19 En Ik zal hun enerlei hart geven, en zal een nieuwen geest in het binnenste van u geven; en Ik zal het stenen hart uit hun vlees wegnemen, en zal hun een vlesen hart geven;

20 Opdat zij wandelen in Mijn inzettingen, en Mijn rechten bewaren, en dezelve doen; en zij zullen Mij tot een volk zijn, en Ik zal hun tot een God zijn.
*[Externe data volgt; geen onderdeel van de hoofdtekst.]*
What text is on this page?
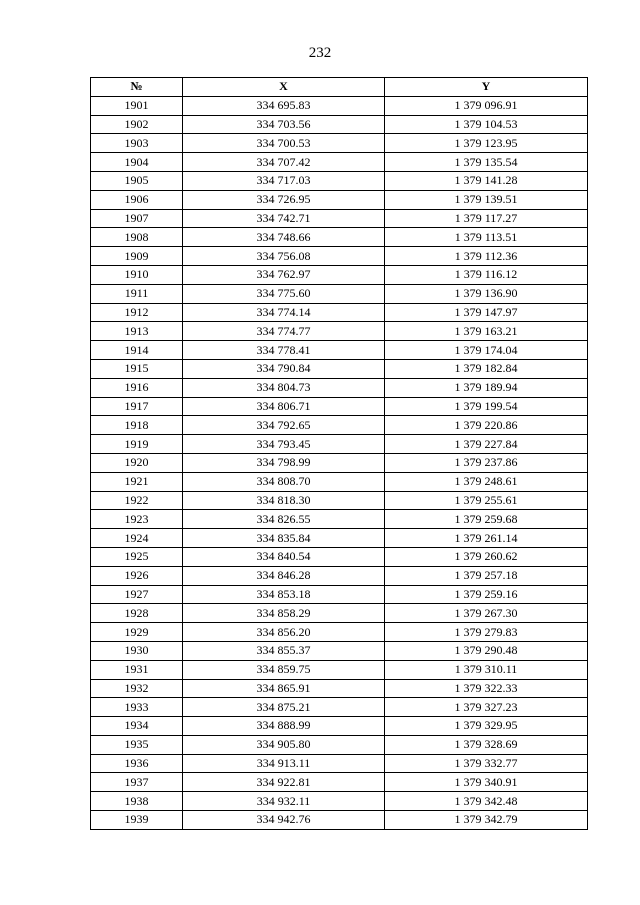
232
№	X	Y
1901	334 695.83	1 379 096.91
1902	334 703.56	1 379 104.53
1903	334 700.53	1 379 123.95
1904	334 707.42	1 379 135.54
1905	334 717.03	1 379 141.28
1906	334 726.95	1 379 139.51
1907	334 742.71	1 379 117.27
1908	334 748.66	1 379 113.51
1909	334 756.08	1 379 112.36
1910	334 762.97	1 379 116.12
1911	334 775.60	1 379 136.90
1912	334 774.14	1 379 147.97
1913	334 774.77	1 379 163.21
1914	334 778.41	1 379 174.04
1915	334 790.84	1 379 182.84
1916	334 804.73	1 379 189.94
1917	334 806.71	1 379 199.54
1918	334 792.65	1 379 220.86
1919	334 793.45	1 379 227.84
1920	334 798.99	1 379 237.86
1921	334 808.70	1 379 248.61
1922	334 818.30	1 379 255.61
1923	334 826.55	1 379 259.68
1924	334 835.84	1 379 261.14
1925	334 840.54	1 379 260.62
1926	334 846.28	1 379 257.18
1927	334 853.18	1 379 259.16
1928	334 858.29	1 379 267.30
1929	334 856.20	1 379 279.83
1930	334 855.37	1 379 290.48
1931	334 859.75	1 379 310.11
1932	334 865.91	1 379 322.33
1933	334 875.21	1 379 327.23
1934	334 888.99	1 379 329.95
1935	334 905.80	1 379 328.69
1936	334 913.11	1 379 332.77
1937	334 922.81	1 379 340.91
1938	334 932.11	1 379 342.48
1939	334 942.76	1 379 342.79
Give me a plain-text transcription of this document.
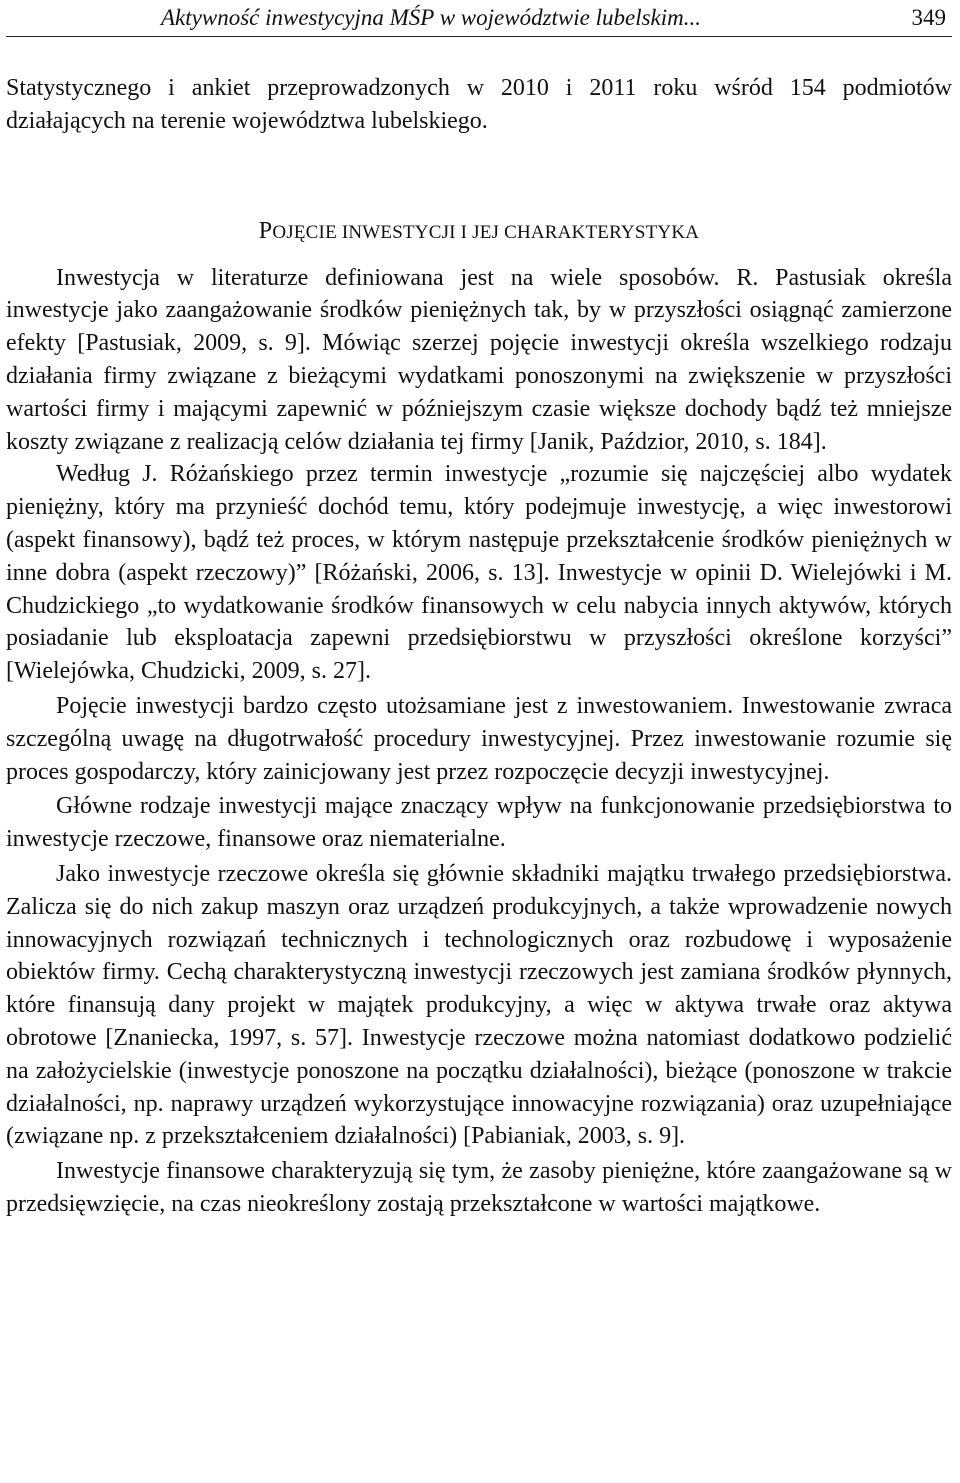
Aktywność inwestycyjna MŚP w województwie lubelskim...	349

Statystycznego i ankiet przeprowadzonych w 2010 i 2011 roku wśród 154 podmiotów działających na terenie województwa lubelskiego.

POJĘCIE INWESTYCJI I JEJ CHARAKTERYSTYKA

Inwestycja w literaturze definiowana jest na wiele sposobów. R. Pastusiak określa inwestycje jako zaangażowanie środków pieniężnych tak, by w przyszłości osiągnąć zamierzone efekty [Pastusiak, 2009, s. 9]. Mówiąc szerzej pojęcie inwestycji określa wszelkiego rodzaju działania firmy związane z bieżącymi wydatkami ponoszonymi na zwiększenie w przyszłości wartości firmy i mającymi zapewnić w późniejszym czasie większe dochody bądź też mniejsze koszty związane z realizacją celów działania tej firmy [Janik, Paździor, 2010, s. 184].

Według J. Różańskiego przez termin inwestycje „rozumie się najczęściej albo wydatek pieniężny, który ma przynieść dochód temu, który podejmuje inwestycję, a więc inwestorowi (aspekt finansowy), bądź też proces, w którym następuje przekształcenie środków pieniężnych w inne dobra (aspekt rzeczowy)” [Różański, 2006, s. 13]. Inwestycje w opinii D. Wielejówki i M. Chudzickiego „to wydatkowanie środków finansowych w celu nabycia innych aktywów, których posiadanie lub eksploatacja zapewni przedsiębiorstwu w przyszłości określone korzyści” [Wielejówka, Chudzicki, 2009, s. 27].

Pojęcie inwestycji bardzo często utożsamiane jest z inwestowaniem. Inwestowanie zwraca szczególną uwagę na długotrwałość procedury inwestycyjnej. Przez inwestowanie rozumie się proces gospodarczy, który zainicjowany jest przez rozpoczęcie decyzji inwestycyjnej.

Główne rodzaje inwestycji mające znaczący wpływ na funkcjonowanie przedsiębiorstwa to inwestycje rzeczowe, finansowe oraz niematerialne.

Jako inwestycje rzeczowe określa się głównie składniki majątku trwałego przedsiębiorstwa. Zalicza się do nich zakup maszyn oraz urządzeń produkcyjnych, a także wprowadzenie nowych innowacyjnych rozwiązań technicznych i technologicznych oraz rozbudowę i wyposażenie obiektów firmy. Cechą charakterystyczną inwestycji rzeczowych jest zamiana środków płynnych, które finansują dany projekt w majątek produkcyjny, a więc w aktywa trwałe oraz aktywa obrotowe [Znaniecka, 1997, s. 57]. Inwestycje rzeczowe można natomiast dodatkowo podzielić na założycielskie (inwestycje ponoszone na początku działalności), bieżące (ponoszone w trakcie działalności, np. naprawy urządzeń wykorzystujące innowacyjne rozwiązania) oraz uzupełniające (związane np. z przekształceniem działalności) [Pabianiak, 2003, s. 9].

Inwestycje finansowe charakteryzują się tym, że zasoby pieniężne, które zaangażowane są w przedsięwzięcie, na czas nieokreślony zostają przekształcone w wartości majątkowe.
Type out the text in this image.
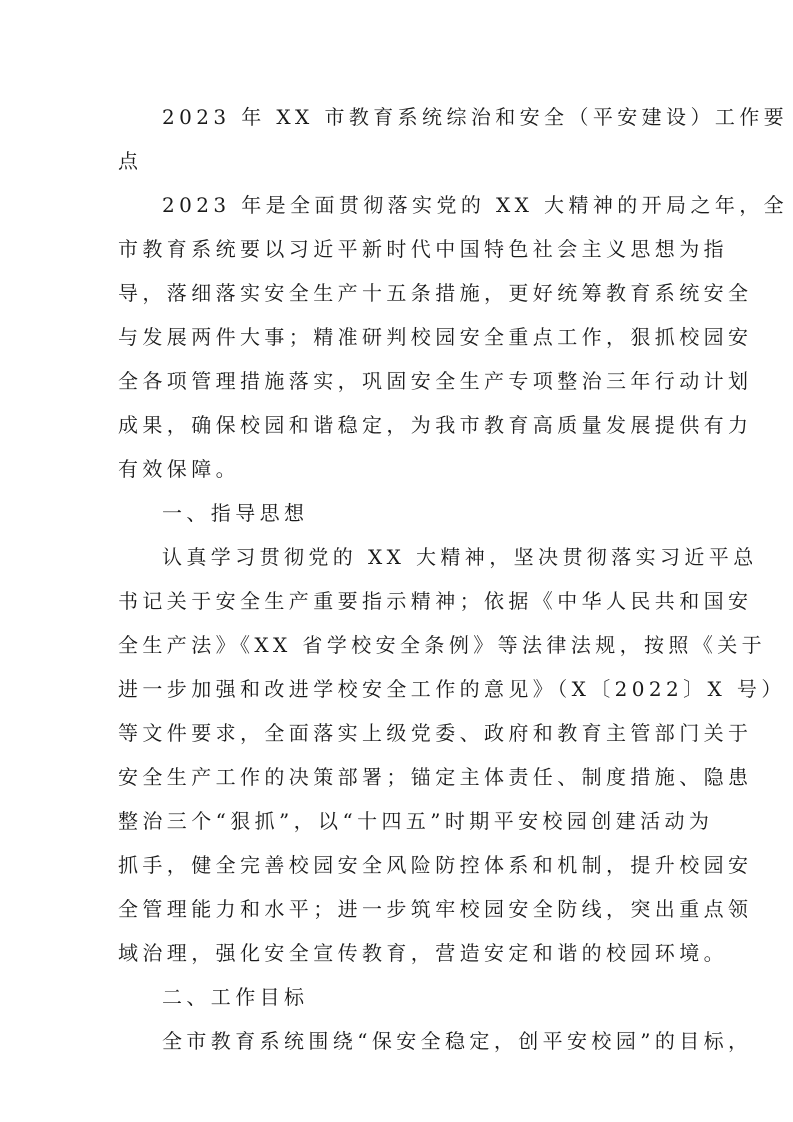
2023 年 XX 市教育系统综治和安全（平安建设）工作要
点
2023 年是全面贯彻落实党的 XX 大精神的开局之年，全
市教育系统要以习近平新时代中国特色社会主义思想为指
导，落细落实安全生产十五条措施，更好统筹教育系统安全
与发展两件大事；精准研判校园安全重点工作，狠抓校园安
全各项管理措施落实，巩固安全生产专项整治三年行动计划
成果，确保校园和谐稳定，为我市教育高质量发展提供有力
有效保障。
一、指导思想
认真学习贯彻党的 XX 大精神，坚决贯彻落实习近平总
书记关于安全生产重要指示精神；依据《中华人民共和国安
全生产法》《XX 省学校安全条例》等法律法规，按照《关于
进一步加强和改进学校安全工作的意见》（X〔2022〕X 号）
等文件要求，全面落实上级党委、政府和教育主管部门关于
安全生产工作的决策部署；锚定主体责任、制度措施、隐患
整治三个“狠抓”，以“十四五”时期平安校园创建活动为
抓手，健全完善校园安全风险防控体系和机制，提升校园安
全管理能力和水平；进一步筑牢校园安全防线，突出重点领
域治理，强化安全宣传教育，营造安定和谐的校园环境。
二、工作目标
全市教育系统围绕“保安全稳定，创平安校园”的目标，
21 Maar welker hart het hart hunner verfoeiselen en hunner gruwelen nawandelt, derzelver weg zal Ik op hun hoofd geven, spreekt de Heere HEERE.

22 Toen hieven de cherubs hun vleugelen op, en de raderen tegenover hen; en de heerlijkheid des Gods van Israel was over hen van boven.

23 En de heerlijkheid des HEEREN rees op van het midden der stad, en stond op den berg, die tegen het oosten der stad is.

24 Daarna nam mij de Geest op, en bracht mij in gezicht door den Geest Gods in Chaldea tot de gevankelijk weggevoerden; en het gezicht, dat ik gezien had, voer van mij op.

25 En ik sprak tot de gevankelijk weggevoerden al de woorden des HEEREN, die Hij mij had doen zien.